42 thoughts on “Paris peregrinations

  1. I recall two other plaques in Paris commemorating World War Two episodes, both of them on the Right Bank.

    One commemorates the act of one of LeClerc’s gunners who, recalling a school boy’s lesson of the exact length of the Champs Elysees, managed to hit a
    German tank with his first shot.

    The other, placed outside a large private mansion on a street off the Champs, noted that it had been a Gestapo facility where prisoners were tortured.

  2. goes over the Seine (A on the Google Maps image below). This provides a great view upriver towards Notre Dame and downriver towards the new buildings at Bercy
    The view is downriver (in the direction of the flow of the Seine) towards Notre Dame, so the other way must be upriver.

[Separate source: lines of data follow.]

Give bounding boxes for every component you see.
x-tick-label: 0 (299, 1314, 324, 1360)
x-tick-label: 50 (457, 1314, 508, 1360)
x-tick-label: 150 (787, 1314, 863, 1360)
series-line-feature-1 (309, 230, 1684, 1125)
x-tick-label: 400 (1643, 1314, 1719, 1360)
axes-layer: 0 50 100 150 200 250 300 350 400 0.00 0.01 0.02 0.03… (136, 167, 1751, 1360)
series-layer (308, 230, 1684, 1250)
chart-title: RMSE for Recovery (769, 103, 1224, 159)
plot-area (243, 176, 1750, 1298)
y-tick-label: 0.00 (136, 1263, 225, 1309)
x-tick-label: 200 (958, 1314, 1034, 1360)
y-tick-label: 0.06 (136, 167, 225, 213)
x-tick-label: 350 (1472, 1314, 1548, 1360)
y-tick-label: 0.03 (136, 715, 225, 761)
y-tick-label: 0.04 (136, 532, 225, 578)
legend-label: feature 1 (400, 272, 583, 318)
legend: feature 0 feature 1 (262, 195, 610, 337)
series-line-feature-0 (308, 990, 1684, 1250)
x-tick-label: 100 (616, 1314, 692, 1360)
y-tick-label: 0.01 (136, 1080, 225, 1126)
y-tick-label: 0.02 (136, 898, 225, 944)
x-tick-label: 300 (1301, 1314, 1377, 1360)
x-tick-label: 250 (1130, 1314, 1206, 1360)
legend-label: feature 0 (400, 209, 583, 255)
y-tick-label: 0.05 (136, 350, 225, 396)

  3. I can’t believe you peregrinated round the Jardin des plantes without pointing out the statue of Laplace, or the Musee d’anatomie comparative, the greatest collection of old bones ever, where the point of all those skeletons is made clear like nowhere else. The simplest and most direct argument for WEIT!
    I just stand in awe there, and take my children on every visit. They enjoy it (and learn from it) too!

    1. I actually just walked in to see the stegosaur then out again to walk along the quai. But you’re right. There is so much to talk about in the Jardin and the Museum d’Histoire Naturelle.

    1. Not unless some publisher picks it up, it won’t 🙁 I can only suggest people go to amazon.co.uk and buy it from there (other booksellers are available…)

  4. It’s really like sitting in front of an orang-utan enclosure for an hour or so, and just watching and listening. Which isn’t something we do enough of.

    Speak for yourself! I’ve done a LOT of it. Though standing not sitting.

  5. This statue is even more impressive because it is, I reckon, the only stegosaur that can been from space.

    I hope you’re joking.

      1. Are the Google maps pictures of cities all from satellite? The resolution is very high – especially for places of interest to Americans. My impression was that they must have augmented them with aerial.

          1. “Although Google uses the word satellite, most of the high-resolution imagery is aerial photography taken from aircraft flying at 800–1500 feet rather than from satellites” – Wikipedia

          2. Don’t know about that but the lastest Google Earth stuff has a resolution of a few metres which is remarkable. Australian scientists have used it to find neolithic remains in Saudi Arabia & Afghanistan!

      2. No, it’s a Google Maps “satellite” picture, which in this case is an aerial photograph.

        I work with such photos pretty regularly. You can tell an actual satellite photograph from an aerial pretty easily by the resolution.

          1. Perhaps not with the satellite images that Google have access to, but some military satellites reportedly have a resolution more or less comparable to that of those aerial photos.

  6. Informative & thought-provoking–thanks!

    …ponerine ants that my pal Christian Peeters is studying, which occupy the niche filled by army ants on continental Africa. But that’s another story…

    I, for one, would love to hear that story… 😀

  7. The Cleveland Museum of Natural History has a Stegosaurus that is visible on Google Maps as well. (Now, if Google Maps counts as “seen from space,” that’s another issue. If you’re looking for it, the dino is off of Wade Oval Drive, near three cars (two white and one blue), you can’t miss it.

    I used to climb on it when I was little.

  8. What a joy this blog is. I’ve never been to Paris, as long as one doesn’t count 3 visa-less 12+ hour layovers at Charles De Gaulle airport, but reading this was better than going myself. And reading the comments was equally inspiring… I loved the sidetrack into the the ‘satellitacal’ or otherwise nature of Google maps images.